Le 22 février, le président philippin Rodrigo Duterte a en effet remis le pouvoir de la nouvelle région à Murad Ebrahim, président du Front de libération islamique Moro. Murad Ebrahim dirigera l’Autorité de transition du Bangsamoro jusqu’à l’élection d’un parlement régional en 2022. La nouvelle région, créée suite au référendum du 21 janvier, couvre les provinces de Lanao del Sur, Maguindanao, Basilan, Sulu et Tawi-Tawi, ainsi que les villes de Marawi, Lamitan, Cotabato et 63 villages de la province de Cotabato du Nord. Les musulmans de Mindanao sont cependant divisés et selon des sources, les tensions persistent. Le rôle central joué par le Front de libération islamique Moro, composé en grande partie de membres de l’ethnie Maguindanao, a provoqué la colère d’autres groupes ethniques islamiques, dont les Tausug, plus favorables à une structure fédérale, ainsi que les Maranao.

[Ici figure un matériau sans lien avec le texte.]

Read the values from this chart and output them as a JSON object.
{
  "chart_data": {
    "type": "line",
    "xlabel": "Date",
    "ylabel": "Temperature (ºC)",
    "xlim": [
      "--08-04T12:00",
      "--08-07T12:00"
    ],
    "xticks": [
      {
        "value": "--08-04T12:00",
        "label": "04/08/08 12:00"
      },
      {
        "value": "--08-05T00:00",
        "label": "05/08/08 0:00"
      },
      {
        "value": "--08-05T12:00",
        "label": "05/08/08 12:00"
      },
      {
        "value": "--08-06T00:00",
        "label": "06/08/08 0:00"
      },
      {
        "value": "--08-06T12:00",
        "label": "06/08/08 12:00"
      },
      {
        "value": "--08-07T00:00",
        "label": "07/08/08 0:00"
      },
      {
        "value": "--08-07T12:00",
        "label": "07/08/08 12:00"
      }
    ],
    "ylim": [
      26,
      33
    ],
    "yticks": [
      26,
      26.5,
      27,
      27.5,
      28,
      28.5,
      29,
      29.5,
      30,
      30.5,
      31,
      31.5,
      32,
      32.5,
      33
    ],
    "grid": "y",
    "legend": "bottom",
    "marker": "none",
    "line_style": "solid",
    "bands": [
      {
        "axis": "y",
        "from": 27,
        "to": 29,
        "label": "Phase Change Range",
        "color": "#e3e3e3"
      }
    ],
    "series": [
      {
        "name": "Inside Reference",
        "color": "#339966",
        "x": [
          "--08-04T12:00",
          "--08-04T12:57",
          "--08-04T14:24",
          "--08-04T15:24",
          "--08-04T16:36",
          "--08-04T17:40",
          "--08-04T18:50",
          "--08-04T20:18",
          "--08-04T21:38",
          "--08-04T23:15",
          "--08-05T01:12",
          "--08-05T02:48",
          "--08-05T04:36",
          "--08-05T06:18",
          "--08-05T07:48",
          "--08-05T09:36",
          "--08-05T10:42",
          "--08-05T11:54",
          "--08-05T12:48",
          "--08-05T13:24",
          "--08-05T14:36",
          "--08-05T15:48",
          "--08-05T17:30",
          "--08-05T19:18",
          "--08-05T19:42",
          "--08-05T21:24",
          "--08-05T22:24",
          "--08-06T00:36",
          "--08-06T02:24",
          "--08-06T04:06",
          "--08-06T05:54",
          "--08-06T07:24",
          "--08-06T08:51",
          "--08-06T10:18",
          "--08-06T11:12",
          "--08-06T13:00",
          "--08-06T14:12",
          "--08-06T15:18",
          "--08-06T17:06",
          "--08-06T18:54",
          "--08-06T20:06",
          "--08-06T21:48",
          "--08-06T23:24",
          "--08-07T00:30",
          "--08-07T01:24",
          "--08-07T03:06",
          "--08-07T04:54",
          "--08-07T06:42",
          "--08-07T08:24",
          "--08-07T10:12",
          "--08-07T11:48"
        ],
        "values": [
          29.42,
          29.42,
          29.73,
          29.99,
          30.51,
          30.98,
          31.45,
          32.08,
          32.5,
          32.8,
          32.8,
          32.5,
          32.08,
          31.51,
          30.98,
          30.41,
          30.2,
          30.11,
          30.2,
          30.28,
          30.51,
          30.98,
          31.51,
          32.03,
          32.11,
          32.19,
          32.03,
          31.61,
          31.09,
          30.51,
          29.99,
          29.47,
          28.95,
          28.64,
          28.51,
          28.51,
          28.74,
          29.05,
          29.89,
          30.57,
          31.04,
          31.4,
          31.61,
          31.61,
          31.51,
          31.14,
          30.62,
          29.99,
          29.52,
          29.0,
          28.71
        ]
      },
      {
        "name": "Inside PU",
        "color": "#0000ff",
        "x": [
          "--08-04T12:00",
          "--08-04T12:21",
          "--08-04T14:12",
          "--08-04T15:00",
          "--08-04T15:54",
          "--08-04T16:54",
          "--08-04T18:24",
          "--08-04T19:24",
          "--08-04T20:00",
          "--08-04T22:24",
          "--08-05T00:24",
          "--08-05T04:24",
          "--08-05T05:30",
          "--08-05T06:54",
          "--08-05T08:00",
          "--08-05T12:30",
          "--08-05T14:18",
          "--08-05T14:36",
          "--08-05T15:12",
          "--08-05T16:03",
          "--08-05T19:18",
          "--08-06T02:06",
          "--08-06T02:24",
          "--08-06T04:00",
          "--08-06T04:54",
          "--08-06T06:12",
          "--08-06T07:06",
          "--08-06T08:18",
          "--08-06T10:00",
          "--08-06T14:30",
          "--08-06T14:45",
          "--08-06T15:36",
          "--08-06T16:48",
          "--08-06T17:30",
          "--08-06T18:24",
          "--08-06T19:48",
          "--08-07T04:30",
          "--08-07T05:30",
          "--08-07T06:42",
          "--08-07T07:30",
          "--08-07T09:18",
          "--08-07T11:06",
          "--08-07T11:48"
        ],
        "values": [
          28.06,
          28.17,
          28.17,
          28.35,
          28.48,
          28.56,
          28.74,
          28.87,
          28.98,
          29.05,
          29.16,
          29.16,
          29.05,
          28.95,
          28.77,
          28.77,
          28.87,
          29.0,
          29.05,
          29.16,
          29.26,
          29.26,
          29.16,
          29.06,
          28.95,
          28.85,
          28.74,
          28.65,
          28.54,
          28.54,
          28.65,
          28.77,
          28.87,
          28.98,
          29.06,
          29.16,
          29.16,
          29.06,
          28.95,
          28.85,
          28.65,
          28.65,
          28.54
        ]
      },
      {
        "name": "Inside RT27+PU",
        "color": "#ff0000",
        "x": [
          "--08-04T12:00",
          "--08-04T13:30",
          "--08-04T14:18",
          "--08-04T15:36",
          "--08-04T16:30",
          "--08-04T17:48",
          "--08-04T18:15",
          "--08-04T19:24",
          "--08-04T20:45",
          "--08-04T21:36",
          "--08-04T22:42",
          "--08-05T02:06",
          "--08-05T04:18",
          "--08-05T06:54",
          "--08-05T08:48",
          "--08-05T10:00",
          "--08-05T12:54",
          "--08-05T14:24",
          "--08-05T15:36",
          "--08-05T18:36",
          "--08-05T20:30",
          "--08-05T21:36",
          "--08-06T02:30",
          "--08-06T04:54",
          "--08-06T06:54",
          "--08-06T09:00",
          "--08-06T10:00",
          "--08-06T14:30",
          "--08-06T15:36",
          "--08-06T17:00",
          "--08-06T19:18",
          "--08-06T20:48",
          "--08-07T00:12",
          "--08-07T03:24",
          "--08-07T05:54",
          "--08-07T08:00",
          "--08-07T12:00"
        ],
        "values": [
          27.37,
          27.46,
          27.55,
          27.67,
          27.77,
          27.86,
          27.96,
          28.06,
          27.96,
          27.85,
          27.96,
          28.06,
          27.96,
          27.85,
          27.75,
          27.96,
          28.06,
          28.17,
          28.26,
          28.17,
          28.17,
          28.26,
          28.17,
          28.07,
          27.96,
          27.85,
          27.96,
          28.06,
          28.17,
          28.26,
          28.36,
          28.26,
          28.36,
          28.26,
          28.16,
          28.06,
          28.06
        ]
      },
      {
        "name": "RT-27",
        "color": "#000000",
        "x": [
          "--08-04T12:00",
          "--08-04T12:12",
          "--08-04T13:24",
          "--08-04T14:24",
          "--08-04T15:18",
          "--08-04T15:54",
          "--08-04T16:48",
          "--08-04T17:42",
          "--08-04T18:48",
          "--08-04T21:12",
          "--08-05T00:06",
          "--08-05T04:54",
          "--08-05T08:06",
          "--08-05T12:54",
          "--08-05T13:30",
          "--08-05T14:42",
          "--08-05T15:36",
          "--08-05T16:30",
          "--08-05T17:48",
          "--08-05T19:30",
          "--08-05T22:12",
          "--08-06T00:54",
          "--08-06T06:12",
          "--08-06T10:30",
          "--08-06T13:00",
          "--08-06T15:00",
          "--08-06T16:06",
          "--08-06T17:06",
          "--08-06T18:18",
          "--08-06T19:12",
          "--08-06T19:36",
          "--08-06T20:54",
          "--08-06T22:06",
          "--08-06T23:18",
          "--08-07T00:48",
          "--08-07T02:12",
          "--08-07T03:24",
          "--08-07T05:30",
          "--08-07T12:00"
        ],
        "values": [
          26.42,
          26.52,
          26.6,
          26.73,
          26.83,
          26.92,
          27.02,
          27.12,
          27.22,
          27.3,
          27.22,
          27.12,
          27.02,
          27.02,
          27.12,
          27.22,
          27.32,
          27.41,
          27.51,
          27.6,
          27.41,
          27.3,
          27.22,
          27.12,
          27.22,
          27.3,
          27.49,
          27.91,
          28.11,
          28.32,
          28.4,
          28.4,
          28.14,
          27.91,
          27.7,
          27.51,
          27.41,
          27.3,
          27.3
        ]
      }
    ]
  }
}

Les tensions durant la campagne précédant le référendum ont ainsi conduit, peu après la victoire du « Oui », aux attentats contre la cathédrale de Jolo, dans la province de Sulu (le 27 janvier), et contre une mosquée de Zamboanga (le 30 janvier). Ces divisions ont également nourri les critiques de plusieurs personnalités et groupes politiques. Beaucoup de musulmans craignent que la région autonome ne soit ainsi affaiblie, conduisant à la montée des violences. C’est pourquoi les cérémonies traditionnelles telle que celle de Songo, le 8 mars, permettent de renforcer le dialogue intercommunautaire. Le père Sebastiano D’Ambra, missionnaire PIME et fondateur de Silsilah, un mouvement pour le dialogue islamo-chrétien, assure qu’« à ce jour, la situation est sous contrôle, en particulier d’ici les élections du 13 mai. Les gens attendent de voir comment les choses vont se dérouler durant la période transitoire. En attendant, la situation reste stable ».